In a country of relaxing gun laws where it’s now legal to open-carry in 45 states and there are 14.5 million carry permits, every day seems to bring a new version of what open carry can mean. In Kentucky, it’s now legal to open-carry in city buildings. In downtown Cleveland, people carried military-style rifles during the Republican National Convention. In Howell, Mich., last month, a father went openly armed to his child’s middle-school orientation. In Mississippi, it’s now legal to open-carry without a permit at all. And in Georgia, which has passed a “guns everywhere” bill and has issued nearly 1 million carry permits, Jim Cooley is staking out his version of what’s acceptable as he keeps pleading with his wife.

“I got to get soda.”

Maria sighs. She worked the night before assembling air-conditioner compressors at a nearby factory, and in a few hours, she knows she’ll have to leave for another third shift.

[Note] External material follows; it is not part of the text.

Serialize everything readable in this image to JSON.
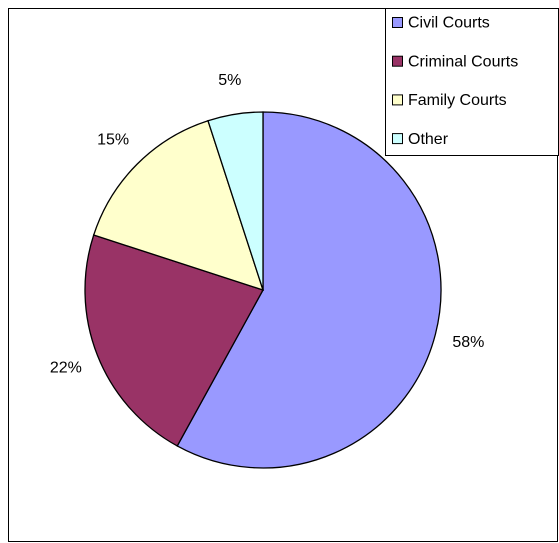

“Yeah,” she says, giving in. “I might as well get this travesty out of the way.”

“What travesty?”

“You carrying a big ol’ rifle in the store, scaring the hell out of all the Walmart shoppers.”

“There’s no difference between carrying a rifle and carrying a handgun,” he says.

“You tried that last time, remember?” Maria says, stepping into a pair of flip-flops and running her fingers through her hair. “And what happened? Barrow County sheriffs. Three or four of them.”

“They can’t tell me what and what not to carry,” Jim says. “You know I wouldn’t listen to them anyway.”

“Well, you go one way in the store; I’ll go the other,” Maria says. “Then when they say, ‘Ma’am, do you know this person?’ I’ll say, ‘No, I’ve never seen him before in my life.’ ”

He places a lit cigarette into an ashtray, walks into his bedroom, reaches behind its door, picks up the AR-15, snaps in a magazine with 15 rounds, and slings the rifle around his left shoulder so it rests against his torso.

“Ready?” he asks.

“Yeah,” she says, grabbing her purse and following her husband out the door for an afternoon trip to Walmart to buy soda.

He thinks he needs this semi-automatic gun to feel in control of his life. He is sick and poor and cannot work anymore and this makes him feel whole. I feel sorry for him.

People say that this is Democrats’ fault for failing to focus on the economic needs of men like him. But the truth is that Obamacare would have helped him. (His illness hit before it was passed.) But nothing would have made him able to work full time again at any kind of good paying manufacturing job or long haul trucking, even if the jobs were available.

On the other hand, his wife who does work might be helped by the kinds of policies the Democrats are pushing and which the Republicans — the anti-government party with whom this gun-lover identifies — would like to starve. Literally the only thing they offer him is permission to carry a $500.00 AR-15 to Walmart to make himself feel better.

He’s being used. But you can’t tell him that because his pride and his gun is all he has left.